A Different Sort of Elitism

by Abiola Lapite | 10/21/96 5:00am

The time is nigh for a new elitism. The elitism I speak of is not of the political or social variety, but an elitism of the mind. Just as with human beings, not all thoughts and ways of life are equal, though they should all be considered in a fair-minded fashion. So many people fill their lives with ugliness and triviality, and then they wonder why they can find no good cause for living.

The new elitism of which I speak has a single guiding principle -- the only things which are worthy of attention in the world are things of beauty, and one should as much as possible keep oneself from ugly deeds and situations. When we turn our attentions to the arts and the pursuit of knowledge, when we turn our attentions inward, casting aside all those aspects of the world that keep us from our true selves, then we are truly happy.

There are all too many people walking the streets, complaining of feelings of emptiness. That this should be so is not surprising. Men, getting caught up in the need to make a living and to make a name for themselves in the world, forget what should be the true object of their attentions, and by so doing lose their way. But why should life be worth living if we get no real satisfaction from it?

Life is not about arriving at some desired end state. Life is not about reaching an ending. As Nietzsche would put it, life is a becoming, and the only men who can truly be happy are those who take this to heart. Such men take the pleasures each of their days have to offer. For the man of aesthetic sensibilities, whose eye and ear are attuned to the richness of nature, every day brings pleasant new thoughts and fresh emotions. Though he may be poor in the material sense, his life is full of riches of a far more valuable kind, and he knows a fulfillment that no BMW or law partnership can buy.

There are a million simple things which can gladden the heart of those who take the time to take notice of them. Dewdrops glittering like gems on a blade of grass. The soft sound of water rushing over dark green, moss covered rocks. In the distance, a lone farmer tending to his rice crop on a hillside terrace. All the seasons have their beauty. In the winter, the softly falling snow blankets the world in an ocean of quiet. Spring greets us with the fragrant scent of plum blossoms, and in the budding shoots we see all things renew themselves. Under the summer moon, a spider silently spins its web. In autumn a gentle breeze blows, and the morning fog envelopes the nearby hills in a white haze.
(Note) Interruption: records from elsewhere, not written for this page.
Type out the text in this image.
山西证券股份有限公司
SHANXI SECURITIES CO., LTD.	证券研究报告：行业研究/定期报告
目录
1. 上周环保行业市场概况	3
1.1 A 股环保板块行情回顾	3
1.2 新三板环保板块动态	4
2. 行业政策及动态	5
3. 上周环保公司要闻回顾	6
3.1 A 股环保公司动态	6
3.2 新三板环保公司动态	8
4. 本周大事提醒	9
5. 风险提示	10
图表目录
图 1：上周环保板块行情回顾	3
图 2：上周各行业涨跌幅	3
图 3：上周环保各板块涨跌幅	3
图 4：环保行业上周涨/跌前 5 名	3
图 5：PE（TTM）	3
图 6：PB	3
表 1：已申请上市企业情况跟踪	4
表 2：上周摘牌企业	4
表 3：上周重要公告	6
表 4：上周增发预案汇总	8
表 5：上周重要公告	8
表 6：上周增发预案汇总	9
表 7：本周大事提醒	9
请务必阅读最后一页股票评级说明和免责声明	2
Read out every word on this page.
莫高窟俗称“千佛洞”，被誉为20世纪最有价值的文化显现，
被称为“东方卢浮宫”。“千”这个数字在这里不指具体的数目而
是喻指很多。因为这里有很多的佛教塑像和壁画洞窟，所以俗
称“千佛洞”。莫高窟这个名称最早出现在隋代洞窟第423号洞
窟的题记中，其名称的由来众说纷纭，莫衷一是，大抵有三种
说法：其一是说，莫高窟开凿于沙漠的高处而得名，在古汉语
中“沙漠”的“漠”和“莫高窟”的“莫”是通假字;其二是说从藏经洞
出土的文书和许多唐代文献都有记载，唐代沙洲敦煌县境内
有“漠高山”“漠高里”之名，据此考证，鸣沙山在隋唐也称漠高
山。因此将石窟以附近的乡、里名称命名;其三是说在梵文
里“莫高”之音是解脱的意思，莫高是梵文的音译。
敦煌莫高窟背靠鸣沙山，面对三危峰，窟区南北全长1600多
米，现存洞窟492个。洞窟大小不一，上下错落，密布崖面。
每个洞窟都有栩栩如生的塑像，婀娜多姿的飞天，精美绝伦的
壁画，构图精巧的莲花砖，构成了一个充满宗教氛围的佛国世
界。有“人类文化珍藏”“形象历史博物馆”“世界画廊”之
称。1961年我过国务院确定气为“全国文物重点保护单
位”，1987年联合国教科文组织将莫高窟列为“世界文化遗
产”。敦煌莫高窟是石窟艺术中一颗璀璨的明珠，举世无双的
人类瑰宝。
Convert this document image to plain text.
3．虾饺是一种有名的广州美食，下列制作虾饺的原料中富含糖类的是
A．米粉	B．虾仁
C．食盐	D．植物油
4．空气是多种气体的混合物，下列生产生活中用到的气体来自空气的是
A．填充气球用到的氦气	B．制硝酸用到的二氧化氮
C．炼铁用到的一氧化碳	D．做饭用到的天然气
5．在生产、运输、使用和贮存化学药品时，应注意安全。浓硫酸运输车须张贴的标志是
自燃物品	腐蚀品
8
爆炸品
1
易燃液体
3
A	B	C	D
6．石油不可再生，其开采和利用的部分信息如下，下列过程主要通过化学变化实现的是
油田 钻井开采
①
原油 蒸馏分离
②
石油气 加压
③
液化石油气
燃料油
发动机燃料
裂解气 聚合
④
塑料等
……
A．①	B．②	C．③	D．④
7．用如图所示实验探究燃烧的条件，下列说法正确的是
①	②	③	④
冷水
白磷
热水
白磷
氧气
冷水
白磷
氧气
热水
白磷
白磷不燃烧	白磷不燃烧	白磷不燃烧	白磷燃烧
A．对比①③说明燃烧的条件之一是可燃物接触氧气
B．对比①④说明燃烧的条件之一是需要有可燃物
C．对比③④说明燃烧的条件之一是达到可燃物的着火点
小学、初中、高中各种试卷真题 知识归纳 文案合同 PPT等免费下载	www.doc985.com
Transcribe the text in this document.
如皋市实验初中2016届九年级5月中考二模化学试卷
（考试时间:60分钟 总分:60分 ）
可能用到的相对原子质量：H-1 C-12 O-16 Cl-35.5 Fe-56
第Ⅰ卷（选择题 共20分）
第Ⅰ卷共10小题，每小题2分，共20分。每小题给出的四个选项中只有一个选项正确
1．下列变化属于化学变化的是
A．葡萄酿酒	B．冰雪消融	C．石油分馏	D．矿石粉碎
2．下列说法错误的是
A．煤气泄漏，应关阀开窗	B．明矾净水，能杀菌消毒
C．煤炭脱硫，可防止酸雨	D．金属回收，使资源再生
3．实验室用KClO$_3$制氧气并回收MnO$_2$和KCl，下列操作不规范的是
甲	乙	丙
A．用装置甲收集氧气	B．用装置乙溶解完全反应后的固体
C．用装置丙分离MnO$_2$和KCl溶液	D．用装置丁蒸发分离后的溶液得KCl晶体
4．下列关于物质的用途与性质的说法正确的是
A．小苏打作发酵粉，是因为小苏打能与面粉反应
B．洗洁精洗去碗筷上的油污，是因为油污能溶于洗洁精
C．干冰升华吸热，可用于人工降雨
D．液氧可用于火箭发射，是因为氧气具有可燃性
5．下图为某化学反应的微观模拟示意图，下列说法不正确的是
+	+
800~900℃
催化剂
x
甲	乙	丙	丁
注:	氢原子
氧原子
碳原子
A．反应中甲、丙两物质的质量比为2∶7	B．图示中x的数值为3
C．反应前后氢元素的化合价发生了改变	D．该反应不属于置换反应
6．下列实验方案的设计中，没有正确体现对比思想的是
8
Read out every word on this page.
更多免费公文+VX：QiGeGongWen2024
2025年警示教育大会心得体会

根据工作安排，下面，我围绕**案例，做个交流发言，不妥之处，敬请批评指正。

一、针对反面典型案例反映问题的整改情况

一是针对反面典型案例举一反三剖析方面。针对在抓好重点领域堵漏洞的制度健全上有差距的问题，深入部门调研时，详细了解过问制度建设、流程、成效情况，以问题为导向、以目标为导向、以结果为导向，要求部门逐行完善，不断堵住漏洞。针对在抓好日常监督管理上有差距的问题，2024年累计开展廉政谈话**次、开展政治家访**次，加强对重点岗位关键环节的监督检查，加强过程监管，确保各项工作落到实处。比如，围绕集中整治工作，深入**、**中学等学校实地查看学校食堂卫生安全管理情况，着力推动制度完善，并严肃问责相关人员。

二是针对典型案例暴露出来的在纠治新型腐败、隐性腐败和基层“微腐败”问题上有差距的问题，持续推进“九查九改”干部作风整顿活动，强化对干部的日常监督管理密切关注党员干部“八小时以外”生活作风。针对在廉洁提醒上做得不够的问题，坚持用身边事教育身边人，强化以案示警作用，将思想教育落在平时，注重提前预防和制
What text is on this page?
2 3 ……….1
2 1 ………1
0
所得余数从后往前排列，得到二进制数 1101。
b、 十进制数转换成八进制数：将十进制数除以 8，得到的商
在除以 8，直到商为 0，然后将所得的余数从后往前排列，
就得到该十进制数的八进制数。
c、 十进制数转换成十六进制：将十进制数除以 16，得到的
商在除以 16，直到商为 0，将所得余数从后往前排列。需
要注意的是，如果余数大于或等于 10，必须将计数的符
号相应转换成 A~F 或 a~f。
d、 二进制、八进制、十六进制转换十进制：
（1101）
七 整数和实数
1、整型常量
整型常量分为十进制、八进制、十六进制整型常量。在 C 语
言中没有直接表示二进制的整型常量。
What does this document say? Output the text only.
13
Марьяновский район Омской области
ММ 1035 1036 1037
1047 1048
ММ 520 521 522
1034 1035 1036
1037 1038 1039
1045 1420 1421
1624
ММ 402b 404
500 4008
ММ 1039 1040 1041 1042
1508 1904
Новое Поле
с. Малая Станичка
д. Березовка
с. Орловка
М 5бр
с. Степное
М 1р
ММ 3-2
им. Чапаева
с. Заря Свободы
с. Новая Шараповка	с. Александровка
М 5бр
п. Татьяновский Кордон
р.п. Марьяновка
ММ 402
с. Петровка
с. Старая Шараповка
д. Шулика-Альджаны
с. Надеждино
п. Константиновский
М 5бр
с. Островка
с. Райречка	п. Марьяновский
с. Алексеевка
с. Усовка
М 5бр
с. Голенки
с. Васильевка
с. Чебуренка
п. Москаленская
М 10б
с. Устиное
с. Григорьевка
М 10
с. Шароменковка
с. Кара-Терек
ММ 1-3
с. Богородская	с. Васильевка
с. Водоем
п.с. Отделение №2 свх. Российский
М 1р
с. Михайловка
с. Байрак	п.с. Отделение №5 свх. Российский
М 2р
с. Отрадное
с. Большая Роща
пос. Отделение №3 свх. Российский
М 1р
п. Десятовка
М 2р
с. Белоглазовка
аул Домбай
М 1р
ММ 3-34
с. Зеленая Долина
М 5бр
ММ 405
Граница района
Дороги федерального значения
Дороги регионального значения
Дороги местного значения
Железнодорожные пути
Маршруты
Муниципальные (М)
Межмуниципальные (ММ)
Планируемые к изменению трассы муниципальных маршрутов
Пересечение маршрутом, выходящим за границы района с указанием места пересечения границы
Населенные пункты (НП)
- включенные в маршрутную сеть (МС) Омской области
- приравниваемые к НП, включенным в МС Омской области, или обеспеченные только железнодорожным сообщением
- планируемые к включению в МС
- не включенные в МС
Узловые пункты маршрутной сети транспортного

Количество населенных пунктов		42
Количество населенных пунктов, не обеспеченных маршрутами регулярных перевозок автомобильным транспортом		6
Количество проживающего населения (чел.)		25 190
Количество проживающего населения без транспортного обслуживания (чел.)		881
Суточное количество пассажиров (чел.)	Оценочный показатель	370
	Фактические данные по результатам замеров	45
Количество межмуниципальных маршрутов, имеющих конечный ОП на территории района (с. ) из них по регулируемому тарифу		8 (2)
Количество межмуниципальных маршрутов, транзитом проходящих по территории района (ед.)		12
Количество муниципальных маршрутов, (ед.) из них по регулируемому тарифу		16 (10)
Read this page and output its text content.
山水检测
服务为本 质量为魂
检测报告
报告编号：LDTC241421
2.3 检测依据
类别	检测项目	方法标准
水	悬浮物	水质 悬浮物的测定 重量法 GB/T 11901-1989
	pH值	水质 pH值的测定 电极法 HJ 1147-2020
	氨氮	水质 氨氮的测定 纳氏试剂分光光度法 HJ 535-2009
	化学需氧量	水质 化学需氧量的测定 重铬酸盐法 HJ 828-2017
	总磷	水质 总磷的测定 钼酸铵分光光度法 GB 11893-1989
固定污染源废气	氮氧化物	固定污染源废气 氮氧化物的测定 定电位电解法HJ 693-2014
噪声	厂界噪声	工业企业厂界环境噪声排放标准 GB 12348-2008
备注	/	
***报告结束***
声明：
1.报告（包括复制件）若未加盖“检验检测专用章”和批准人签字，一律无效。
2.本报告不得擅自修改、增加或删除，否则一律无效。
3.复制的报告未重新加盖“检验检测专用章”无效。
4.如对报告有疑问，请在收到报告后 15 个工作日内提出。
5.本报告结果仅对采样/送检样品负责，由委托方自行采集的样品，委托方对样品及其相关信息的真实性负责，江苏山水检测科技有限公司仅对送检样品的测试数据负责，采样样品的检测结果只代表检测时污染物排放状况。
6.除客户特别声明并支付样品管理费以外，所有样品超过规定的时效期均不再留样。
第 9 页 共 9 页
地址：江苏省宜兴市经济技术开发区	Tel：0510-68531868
Even in the smallest of things there is something to learn and appreciate. The fresh greenness of young leaves, the sound of a cicada crying out amidst the forlorn grass, the red tinged clouds of sunset -- nature has a bountiful harvest to offer the attentive mind. When we turn our attentions from scheming and deceitfulness, and turn instead to an appreciation of the unselfish beauty of the world, we find peace with ourselves.

The beauties of life are not restricted to the gifts of nature. In the arts we find other sources of fulfillment. A good painting captures things about the world no words can express. To look at a work by Vermeer, or to consider Michelangelo's Sistine Chapel, is to come as near to the divine as it is possible for men to come in this world. Chopin's music searches the heart of man in a way more profound than any psychoanalyst. In his music we hear every exquisite emotion revealed, from longing to regret to quiet happiness. Debussy's work is a palette of reds and violets, while Satie's "Gymnopedies" are summer rain, falling softly and filling the world with melancholy. In Bach we see the height of human invention, and in Beethoven the high peaks and low valleys of the human spirit. The gentle lyricism of Kawabata's book "Snow Country," and the haunting loneliness that pervades Soseki's "Kokoro," move the sensitive mind to great heights of feeling. Through the works of the masters we are able to grow in spirit.

"Days and months are travelers of eternity. So are the years that pass by. Those who steer a boat across the sea, or drive a horse over the earth till they succumb to the weight of the years, spend every minutes of their lives traveling. There are a great number of ancients, too, who have died on the road. I myself have been tempted for a long time by the cloud-moving wind -- filled with a strong desire to wander." So Basho says in "The Narrow Road to the Deep North." It is good for man's spirit that he wander, and his voyage need not be of a literal nature. The truly wise man would do well by himself to travel the roads of beauty.